Clause 25 - EEA agreement and EEA state
Legislative and Regulatory Reform Bill
1:45 pm

Photo of David Heath

David Heath (Shadow Secretary of State for Constitutional Affairs & Shadow Leader of the House, Law Officers (Constitutional Affairs); Somerton and Frome, Liberal Democrat)

I want to make a rather pedantic point, unfortunately, which is also rather complicated, about whether the European economic area agreement, or any modifications to it, are Community treaties. We know that the EEA agreement was entered into by member states of the European Union, the European Coal and Steel Community and the European Free Trade Association, but unlike sovereign states there is no legal persona that is the European Union. Had the referendum gone ahead and the constitution been proceeded with, the EU would be a legal personality; but it is not. Therefore, we have an agreement of member states.

Under the provision, with which I have no basic quarrel other than this technically that I am looking into, there is a definition of the EEA agreement:

“the European Economic Area signed at Oporto on 2nd May 1992, together with the Protocol adjusting that Agreement signed at Brussels—

fair enough—

“as from time to time modified or supplemented by or under the Community Treaties.”

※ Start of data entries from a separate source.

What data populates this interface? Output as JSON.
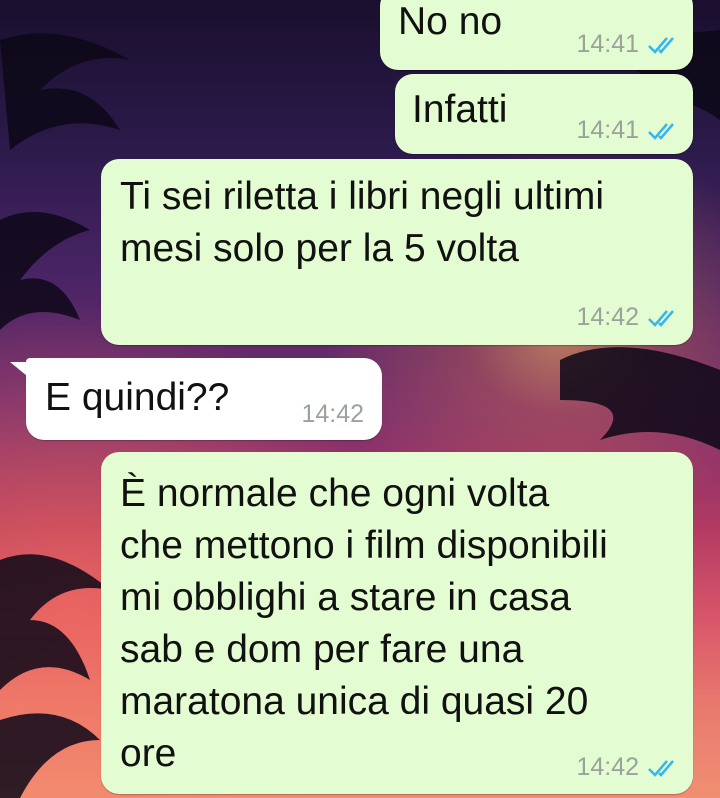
{
  "messages": [
    {
      "text": "No no",
      "time": "14:41",
      "direction": "outgoing",
      "status_icon": "double-check-read-icon"
    },
    {
      "text": "Infatti",
      "time": "14:41",
      "direction": "outgoing",
      "status_icon": "double-check-read-icon"
    },
    {
      "text": "Ti sei riletta i libri negli ultimi\nmesi solo per la 5 volta",
      "time": "14:42",
      "direction": "outgoing",
      "status_icon": "double-check-read-icon"
    },
    {
      "text": "E quindi??",
      "time": "14:42",
      "direction": "incoming"
    },
    {
      "text": "È normale che ogni volta\nche mettono i film disponibili\nmi obblighi a stare in casa\nsab e dom per fare una\nmaratona unica di quasi 20\nore",
      "time": "14:42",
      "direction": "outgoing",
      "status_icon": "double-check-read-icon"
    }
  ],
  "colors": {
    "outgoing_bubble": "#e3fcd2",
    "incoming_bubble": "#ffffff",
    "read_ticks": "#34b7f1",
    "timestamp": "#9aa39a"
  }
}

The difficulty is that amendments to that are not Community treaties per se, in that they are entered into by the European Union as such, because it cannot do so—only member states can do that—and amendments to the EEA are, by definition in British law, not defined as Community treaties under section 1(2) of the European Communities Act 1972. How do I know that? I have in my hand the European Communities (Definition of Treaties) (Agreement on Enlargement of the European Economic Area) Order 2004, which was necessary to allow the participation of the Czech Republic and the republics of Estonia, Cyprus, Latvia, Lithuania, Hungary, Malta, Poland,   Slovenia and the Slovak Republic within the EEA at a time when they were not member states of the European Union.

The second provision of the 2004 order is:

“The treaty specified in the Schedule to this Order is to be regarded as a Community Treaty.”

In other words, it was not, but the order put to Parliament was to allow it to be regarded as such. That is a rather technical point, but there is a circular definition of Community treaties that is perhaps to be avoided. I do not expect the Minister to give me a chapter-and-verse response without notice, but I ask him to consider the matter and ensure that he is satisfied that the legal definitions are in order and we do not have a circular argument about what comprises a Community treaty. I think that the Minister gets the point that I am trying to make and may, indeed, have an answer.